Solve the system by using a matrix equation

7x-4y=4

10x-6y=2

Answer 1

The solution to the system of equation is x = 8, y = 13

Explanation:

The system of equation using matrix equation can be solved using crammers rule. Given the equation;

7x-4y=4

10x-6y=2

The equation will be rewritten in the format AX = B

matrix A will be 2*2 matrix

X will be a column matrix containing the variables

B will be a column matrix

`\left[\begin{array}{cc}7&-4\\10&-6\\\end{array}\right] \left[\begin{array}{c}x&y\\\\\end{array}\right] = \right] \left[\begin{array}{c}4&2\\\\\end{array}\right]`

first we will find the determinant of the matrix A

`|A|=7(-6)-(10)(-4)\\|A|= -42+40\\|A|= -2`

To get the value of x, we will substitute the column matrix at the right hand side to replace the first column pf matrix A, then we look for the determinant and divide the determinant by the determinant of matrix A itself.

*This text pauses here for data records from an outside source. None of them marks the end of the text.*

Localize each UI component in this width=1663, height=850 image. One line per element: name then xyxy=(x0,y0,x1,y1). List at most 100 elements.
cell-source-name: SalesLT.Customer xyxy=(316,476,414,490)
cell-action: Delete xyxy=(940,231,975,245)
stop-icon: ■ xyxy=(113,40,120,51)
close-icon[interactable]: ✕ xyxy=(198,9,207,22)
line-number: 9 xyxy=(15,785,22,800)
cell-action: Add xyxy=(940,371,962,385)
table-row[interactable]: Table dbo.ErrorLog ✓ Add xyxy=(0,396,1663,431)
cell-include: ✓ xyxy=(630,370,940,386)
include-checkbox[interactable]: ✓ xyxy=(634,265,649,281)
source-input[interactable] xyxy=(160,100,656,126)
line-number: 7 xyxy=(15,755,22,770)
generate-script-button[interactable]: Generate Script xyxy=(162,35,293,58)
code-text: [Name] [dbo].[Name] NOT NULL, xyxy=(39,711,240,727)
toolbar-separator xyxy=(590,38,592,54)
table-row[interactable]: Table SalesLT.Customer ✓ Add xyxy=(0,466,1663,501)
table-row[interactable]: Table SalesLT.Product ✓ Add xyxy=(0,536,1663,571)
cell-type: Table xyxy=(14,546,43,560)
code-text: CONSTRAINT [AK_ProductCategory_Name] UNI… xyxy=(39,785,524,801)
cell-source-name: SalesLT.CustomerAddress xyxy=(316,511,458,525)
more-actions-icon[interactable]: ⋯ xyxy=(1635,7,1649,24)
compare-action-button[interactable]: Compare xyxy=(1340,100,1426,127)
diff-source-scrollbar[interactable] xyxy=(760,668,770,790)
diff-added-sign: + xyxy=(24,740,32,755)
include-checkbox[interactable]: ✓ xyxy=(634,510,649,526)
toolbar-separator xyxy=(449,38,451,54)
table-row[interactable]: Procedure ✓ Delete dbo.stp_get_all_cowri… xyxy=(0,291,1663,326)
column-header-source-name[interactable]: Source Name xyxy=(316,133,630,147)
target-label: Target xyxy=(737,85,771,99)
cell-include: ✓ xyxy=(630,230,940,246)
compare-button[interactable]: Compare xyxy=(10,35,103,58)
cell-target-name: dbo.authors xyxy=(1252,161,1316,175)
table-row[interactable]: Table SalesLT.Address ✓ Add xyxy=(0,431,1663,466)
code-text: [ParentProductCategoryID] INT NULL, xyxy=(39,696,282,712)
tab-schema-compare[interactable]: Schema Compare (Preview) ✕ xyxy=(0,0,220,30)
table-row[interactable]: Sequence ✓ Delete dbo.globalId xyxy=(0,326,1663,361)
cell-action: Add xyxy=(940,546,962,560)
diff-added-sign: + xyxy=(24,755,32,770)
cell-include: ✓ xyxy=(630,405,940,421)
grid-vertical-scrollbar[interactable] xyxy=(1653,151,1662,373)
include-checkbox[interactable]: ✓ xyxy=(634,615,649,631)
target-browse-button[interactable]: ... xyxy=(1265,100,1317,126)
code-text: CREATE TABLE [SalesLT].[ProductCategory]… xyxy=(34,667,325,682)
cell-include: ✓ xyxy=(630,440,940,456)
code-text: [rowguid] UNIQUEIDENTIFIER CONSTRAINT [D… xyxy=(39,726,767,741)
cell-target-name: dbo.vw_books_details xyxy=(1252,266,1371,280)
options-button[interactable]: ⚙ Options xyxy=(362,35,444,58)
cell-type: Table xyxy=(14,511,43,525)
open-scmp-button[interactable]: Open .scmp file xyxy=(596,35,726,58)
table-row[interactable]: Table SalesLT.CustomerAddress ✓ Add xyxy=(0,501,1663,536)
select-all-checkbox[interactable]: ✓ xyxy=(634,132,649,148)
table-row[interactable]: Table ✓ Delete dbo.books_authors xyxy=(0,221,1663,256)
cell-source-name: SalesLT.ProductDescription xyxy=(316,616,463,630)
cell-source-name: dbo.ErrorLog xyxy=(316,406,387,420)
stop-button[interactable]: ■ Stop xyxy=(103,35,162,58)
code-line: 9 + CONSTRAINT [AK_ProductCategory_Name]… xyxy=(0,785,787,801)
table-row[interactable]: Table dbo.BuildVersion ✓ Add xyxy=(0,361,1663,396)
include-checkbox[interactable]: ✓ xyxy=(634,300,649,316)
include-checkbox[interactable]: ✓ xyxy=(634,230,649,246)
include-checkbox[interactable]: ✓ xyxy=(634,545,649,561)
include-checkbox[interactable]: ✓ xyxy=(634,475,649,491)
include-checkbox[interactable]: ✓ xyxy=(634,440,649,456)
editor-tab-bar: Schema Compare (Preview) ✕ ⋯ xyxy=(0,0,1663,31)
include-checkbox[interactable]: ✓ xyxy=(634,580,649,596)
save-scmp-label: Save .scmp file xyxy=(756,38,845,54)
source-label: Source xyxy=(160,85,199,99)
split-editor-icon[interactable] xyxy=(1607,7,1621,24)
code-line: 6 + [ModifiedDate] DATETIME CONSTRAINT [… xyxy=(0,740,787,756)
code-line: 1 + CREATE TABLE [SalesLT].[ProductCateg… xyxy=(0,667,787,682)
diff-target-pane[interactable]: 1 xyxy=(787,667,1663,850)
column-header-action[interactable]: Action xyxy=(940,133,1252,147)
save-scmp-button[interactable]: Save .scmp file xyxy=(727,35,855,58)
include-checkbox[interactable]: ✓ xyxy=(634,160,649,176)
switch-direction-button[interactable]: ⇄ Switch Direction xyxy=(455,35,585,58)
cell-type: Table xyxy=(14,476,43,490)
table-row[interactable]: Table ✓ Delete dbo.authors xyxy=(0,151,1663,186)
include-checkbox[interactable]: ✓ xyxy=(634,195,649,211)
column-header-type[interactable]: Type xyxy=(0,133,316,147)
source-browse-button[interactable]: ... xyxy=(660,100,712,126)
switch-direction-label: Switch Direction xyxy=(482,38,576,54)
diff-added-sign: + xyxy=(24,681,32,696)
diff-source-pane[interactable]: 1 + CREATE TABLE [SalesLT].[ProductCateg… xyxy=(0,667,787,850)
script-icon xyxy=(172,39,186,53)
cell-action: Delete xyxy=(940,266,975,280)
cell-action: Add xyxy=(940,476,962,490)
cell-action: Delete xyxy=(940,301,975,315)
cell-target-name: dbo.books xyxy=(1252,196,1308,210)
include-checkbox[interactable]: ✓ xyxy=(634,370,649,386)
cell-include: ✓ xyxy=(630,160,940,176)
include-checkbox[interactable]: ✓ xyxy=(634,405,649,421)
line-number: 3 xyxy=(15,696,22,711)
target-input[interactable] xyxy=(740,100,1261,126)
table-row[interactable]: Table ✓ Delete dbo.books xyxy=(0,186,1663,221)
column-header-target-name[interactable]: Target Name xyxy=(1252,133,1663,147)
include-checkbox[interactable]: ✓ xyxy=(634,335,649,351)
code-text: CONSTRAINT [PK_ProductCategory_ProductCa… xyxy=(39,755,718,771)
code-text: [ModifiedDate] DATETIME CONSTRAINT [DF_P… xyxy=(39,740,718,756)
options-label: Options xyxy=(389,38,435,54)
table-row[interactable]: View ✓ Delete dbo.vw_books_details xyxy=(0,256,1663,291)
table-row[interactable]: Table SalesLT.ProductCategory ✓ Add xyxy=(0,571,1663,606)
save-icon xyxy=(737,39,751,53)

`|X|=\left[\begin{array}{cc}4&-4\\2&-6\\\end{array}\right]\\|X|= -24+8\\|X|=-16`

x = |X|/|A|

x = -16/-2

x = 8

Similarly for y, we will substitute the column matrix at the right hand side to replace the second column of matrix A, then we look for the determinant and divide the determinant by the determinant of matrix A itself.

`|Y|=\left[\begin{array}{cc}7&4\\10&2\\\end{array}\right]\\|Y|= 14-40\\|Y|=-26`

y = |Y|/|A|

y = -26/-2

y = 13

The solution to the system of equation is x = 8, y = 13